The clashes were the latest to hit the Lebanese port of Tripoli.
Repeated outbreaks of violence in the city, the country’s second largest, are seen as a spillover from Syria’s conflict and has raised fears of an escalation in sectarian tensions in Lebanon.
The fighting in Tripoli started shortly before midnight yesterday and intensified today, the officials said.
Lebanon and Syria share a complex web of political and sectarian ties and rivalries, which are easily enflamed.
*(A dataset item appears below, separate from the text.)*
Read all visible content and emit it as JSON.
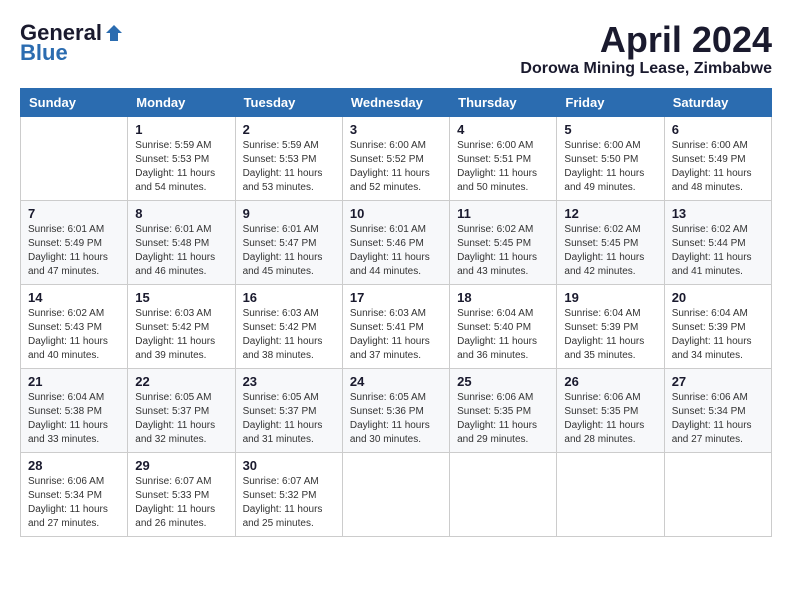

Clashes in Tripoli last month killed at least eight people.
The conflict pits Sunni Muslims who support Syrian rebels trying to oust president Bashar Assad against members of the Alawite sect, an offshoot of Shiite Islam of which Assad is a member.
Smoke was seen billowing from several apartments near the city’s Syria street, the split between the mainly Sunni Bab Tabbaneh neighbourhood and the adjacent, Alawite-majority Jabal Mohsen, on a hill overlooking its rival. The area around Syria street was mostly empty and gunmen were seen roaming the streets.
“We are being targeted because we support the Syrian people,” a Sunni gunman told Associated Press Television. “We are with you [Syrian people] and will not abandon you.” In Syria, activists said government troops fired shells at Houla, a cluster of farming villages in the central province of Homs where the UN says at least 108 people - including 49 children under the age of 10 - were killed on May 25th.
The opposition and the government have exchanged accusations over the massacre with each side blaming the other.
Syria has come under deep international isolation since its forces launched a ferocious crackdown on dissent nearly 15 months ago, but the Houla massacre has brought a new urgency in calls to end the crisis.